With a simple example under our belts, let’s now turn to look at this slightly more complicated example:

ggplot(mpg, aes(displ, hwy)) +
geom_point() +
geom_smooth() +
facet_wrap(~year)

This plot adds three new components to the mix: facets, multiple layers and statistics. The facets and layers expand the data structure described above: each facet panel in each layer has its own dataset. You can think of this as a 3d array: the panels of the facets form a 2d grid, and the layers extend upwards in the 3rd dimension. In this case the data in the layers is the same, but in general we can plot different datasets on different layers.

The smooth layer is different to the point layer because it doesn’t display the raw data, but instead displays a statistical transformation of the data. Specifically, the smooth layer fits a smooth line through the middle of the data. This requires an additional step in the process described above: after mapping the data to aesthetics, the data is passed to a statistical transformation, or stat, which manipulates the data in some useful way. In this example, the stat fits the data to a loess smoother, and then returns predictions from evenly spaced points within the range of the data. Other useful stats include 1 and 2d binning, group means, quantile regression and contouring.

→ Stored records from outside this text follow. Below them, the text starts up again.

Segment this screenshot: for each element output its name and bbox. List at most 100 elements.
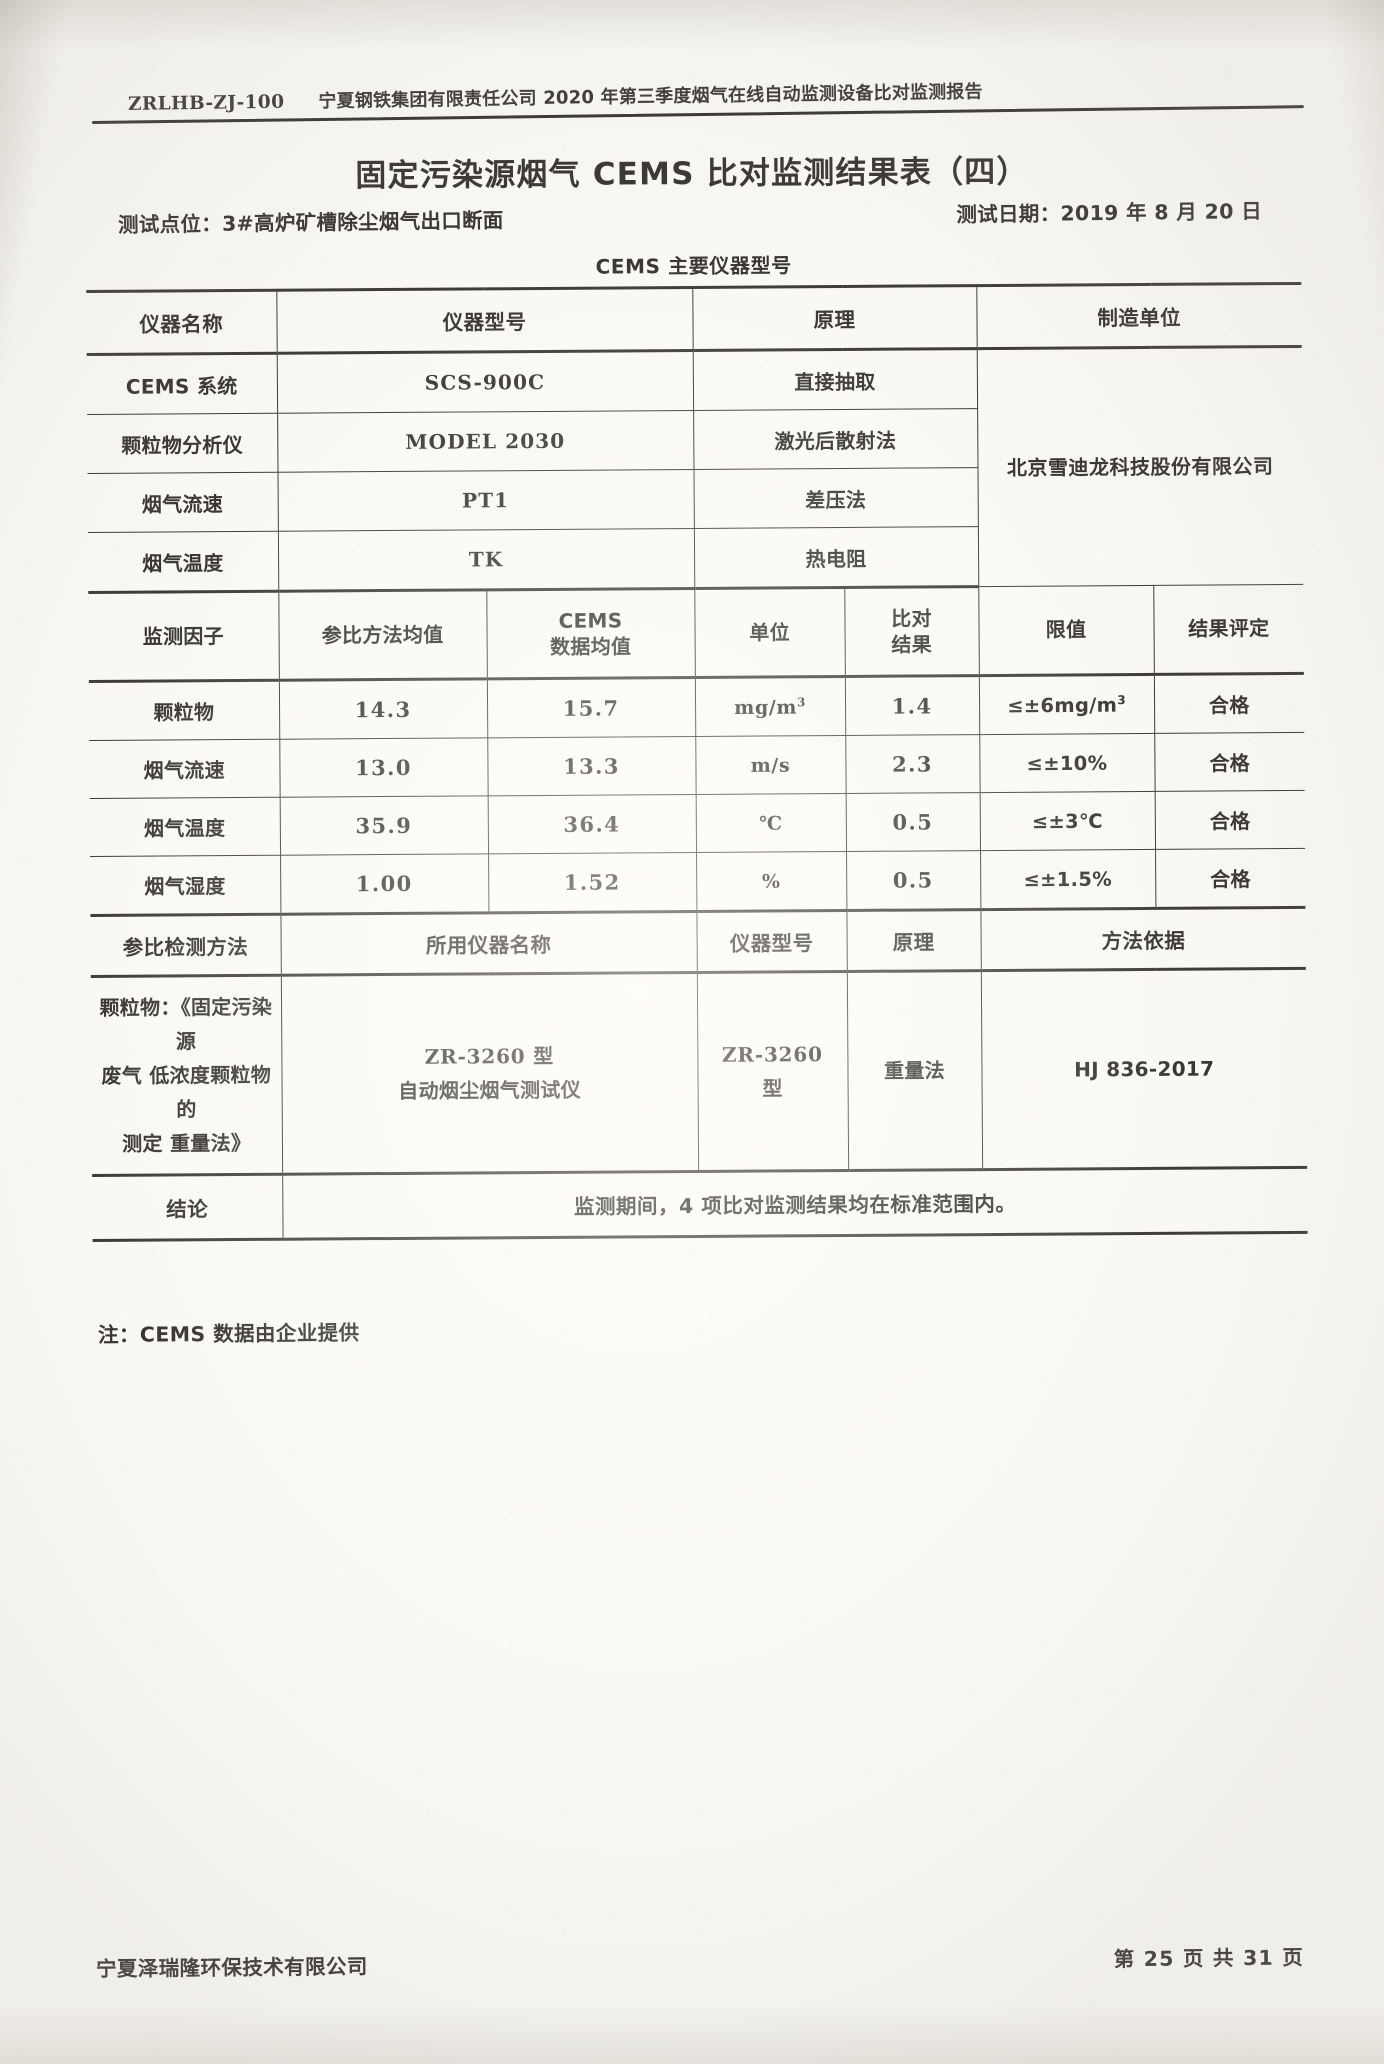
result-cems-mean: 15.7	[486, 677, 696, 738]
main-table-wrapper: CEMS 主要仪器型号 仪器名称 仪器型号 原理 制造单位 CEMS 系统 SC…	[86, 237, 1308, 1242]
result-limit: ≤±1.5%	[980, 849, 1156, 910]
table-row: 烟气湿度 1.00 1.52 % 0.5 ≤±1.5% 合格	[90, 848, 1306, 916]
col-instrument-manufacturer: 制造单位	[976, 283, 1302, 349]
result-verdict: 合格	[1154, 732, 1305, 792]
table-note: 注：CEMS 数据由企业提供	[97, 1320, 360, 1347]
reference-method-text: 颗粒物：《固定污染源 废气 低浓度颗粒物的 测定 重量法》	[90, 975, 283, 1176]
page-title: 固定污染源烟气 CEMS 比对监测结果表（四）	[355, 153, 1029, 195]
conclusion-label: 结论	[92, 1174, 283, 1241]
instrument-principle: 差压法	[693, 467, 978, 529]
result-limit-base: ≤±6mg/m	[1007, 693, 1118, 718]
used-instrument-line2: 自动烟尘烟气测试仪	[398, 1077, 582, 1103]
result-factor: 烟气湿度	[90, 855, 281, 916]
used-principle: 重量法	[846, 970, 983, 1171]
conclusion-row: 结论 监测期间，4 项比对监测结果均在标准范围内。	[92, 1167, 1308, 1241]
result-reference-mean: 14.3	[278, 678, 488, 740]
result-limit-sup: 3	[1117, 692, 1126, 707]
result-limit-base: ≤±3℃	[1031, 809, 1103, 833]
col-cems-mean: CEMS 数据均值	[486, 588, 695, 679]
result-unit: ℃	[695, 793, 847, 853]
instrument-name: 烟气流速	[87, 472, 278, 533]
col-used-instrument-name: 所用仪器名称	[280, 911, 697, 976]
result-unit-base: ℃	[759, 812, 783, 835]
conclusion-text: 监测期间，4 项比对监测结果均在标准范围内。	[282, 1167, 1308, 1240]
col-monitor-factor: 监测因子	[88, 591, 279, 682]
used-model-line1: ZR-3260	[721, 1042, 823, 1067]
result-compare: 1.4	[844, 675, 980, 736]
used-instrument-name: ZR-3260 型 自动烟尘烟气测试仪	[280, 972, 699, 1175]
instrument-manufacturer: 北京雪迪龙科技股份有限公司	[976, 346, 1304, 587]
col-instrument-model: 仪器型号	[276, 287, 693, 354]
footer-company: 宁夏泽瑞隆环保技术有限公司	[95, 1954, 368, 1981]
result-compare: 2.3	[845, 734, 980, 794]
result-verdict: 合格	[1154, 790, 1306, 850]
test-date-label: 测试日期：2019 年 8 月 20 日	[956, 199, 1263, 227]
instrument-name: CEMS 系统	[86, 353, 278, 415]
result-limit: ≤±10%	[979, 733, 1155, 793]
result-verdict: 合格	[1155, 848, 1306, 909]
result-verdict: 合格	[1153, 673, 1305, 734]
result-reference-mean: 1.00	[280, 853, 489, 915]
table-row: 颗粒物：《固定污染源 废气 低浓度颗粒物的 测定 重量法》 ZR-3260 型 …	[90, 968, 1308, 1176]
result-reference-mean: 35.9	[279, 795, 489, 856]
result-compare: 0.5	[845, 792, 981, 852]
instrument-principle: 直接抽取	[692, 348, 978, 411]
used-instrument-model: ZR-3260 型	[696, 971, 849, 1172]
instrument-model: TK	[277, 528, 695, 592]
result-factor: 烟气温度	[89, 797, 281, 857]
result-unit: %	[696, 851, 847, 912]
col-compare-result: 比对 结果	[844, 586, 979, 677]
col-reference-mean: 参比方法均值	[278, 589, 487, 681]
document-code: ZRLHB-ZJ-100	[127, 91, 285, 115]
footer-page-number: 第 25 页 共 31 页	[1113, 1945, 1305, 1972]
reference-method-header-row: 参比检测方法 所用仪器名称 仪器型号 原理 方法依据	[90, 907, 1306, 977]
result-cems-mean: 1.52	[488, 852, 697, 913]
col-cems-mean-line1: CEMS	[558, 608, 623, 633]
method-standard: HJ 836-2017	[980, 968, 1308, 1170]
instrument-principle: 热电阻	[693, 526, 979, 589]
running-header-title: 宁夏钢铁集团有限责任公司 2020 年第三季度烟气在线自动监测设备比对监测报告	[318, 81, 983, 113]
result-unit-base: m/s	[750, 754, 791, 777]
page-footer: 宁夏泽瑞隆环保技术有限公司 第 25 页 共 31 页	[96, 1940, 1304, 1982]
col-compare-line2: 结果	[891, 632, 933, 657]
result-cems-mean: 13.3	[487, 736, 696, 796]
reference-method-line3: 测定 重量法》	[122, 1130, 252, 1156]
col-unit: 单位	[694, 587, 845, 678]
instrument-name: 颗粒物分析仪	[87, 413, 278, 474]
col-instrument-principle: 原理	[692, 285, 977, 351]
col-cems-mean-line2: 数据均值	[549, 634, 632, 659]
result-factor: 烟气流速	[89, 739, 280, 799]
instrument-model: MODEL 2030	[277, 410, 694, 473]
instrument-band-title: CEMS 主要仪器型号	[86, 237, 1302, 292]
instrument-principle: 激光后散射法	[693, 408, 978, 470]
col-compare-line1: 比对	[891, 606, 932, 631]
col-verdict: 结果评定	[1153, 584, 1304, 675]
table-row: 颗粒物 14.3 15.7 mg/m3 1.4 ≤±6mg/m3 合格	[88, 673, 1305, 741]
used-model-line2: 型	[762, 1076, 783, 1101]
result-limit-base: ≤±1.5%	[1023, 867, 1113, 892]
test-site-label: 测试点位：3#高炉矿槽除尘烟气出口断面	[117, 208, 504, 237]
instrument-model: PT1	[277, 469, 694, 532]
col-reference-method: 参比检测方法	[90, 914, 281, 977]
result-unit: m/s	[695, 735, 846, 795]
table-row: 烟气温度 35.9 36.4 ℃ 0.5 ≤±3℃ 合格	[89, 790, 1306, 857]
result-factor: 颗粒物	[88, 680, 280, 741]
instrument-band-row: CEMS 主要仪器型号	[86, 237, 1302, 292]
cems-comparison-table: CEMS 主要仪器型号 仪器名称 仪器型号 原理 制造单位 CEMS 系统 SC…	[86, 237, 1308, 1242]
test-meta-row: 测试点位：3#高炉矿槽除尘烟气出口断面 测试日期：2019 年 8 月 20 日	[118, 194, 1274, 238]
result-limit-base: ≤±10%	[1026, 751, 1108, 776]
reference-method-line1: 颗粒物：《固定污染源	[99, 994, 273, 1054]
col-used-principle: 原理	[846, 909, 981, 972]
table-row: CEMS 系统 SCS-900C 直接抽取 北京雪迪龙科技股份有限公司	[86, 346, 1304, 587]
col-method-standard: 方法依据	[980, 907, 1306, 971]
instrument-name: 烟气温度	[87, 531, 279, 593]
result-unit-base: %	[761, 870, 781, 893]
result-limit: ≤±6mg/m3	[978, 674, 1155, 735]
result-cems-mean: 36.4	[487, 794, 697, 854]
result-compare: 0.5	[846, 850, 981, 911]
result-limit: ≤±3℃	[979, 791, 1156, 851]
used-instrument-line1: ZR-3260 型	[424, 1043, 555, 1069]
col-used-instrument-model: 仪器型号	[696, 910, 847, 973]
instrument-header-row: 仪器名称 仪器型号 原理 制造单位	[86, 283, 1302, 355]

As well as adding an additional step to summarise the data, we also need some extra steps when we get to the scales. This is because we now have multiple datasets (for the different facets and layers) and we need to make sure that the scales are the same across all of them. Scaling actually occurs in three parts: transforming, training and mapping. We haven’t mentioned transformation before, but you have probably seen it before in log-log plots. In a log-log plot, the data values are not linearly mapped to position on the plot, but are first log-transformed.

• Scale transformation occurs before statistical transformation so that statistics are computed on the scale-transformed data. This ensures that a plot of $$\log(x)$$ vs. $$\log(y)$$ on linear scales looks the same as $$x$$ vs.  $$y$$ on log scales. There are many different transformations that can be used, including taking square roots, logarithms and reciprocals. See Section 9 for more details.

• After the statistics are computed, each scale is trained on every dataset from all the layers and facets. The training operation combines the ranges of the individual datasets to get the range of the complete data. Without this step, scales could only make sense locally and we wouldn’t be able to overlay different layers because their positions wouldn’t line up. Sometimes we do want to vary position scales across facets (but never across layers), and this is described more fully in Section 16.3.

• Finally the scales map the data values into aesthetic values. This is a local operation: the variables in each dataset are mapped to their aesthetic values, producing a new dataset that can then be rendered by the geoms.

Figure 12.2 illustrates the complete process schematically.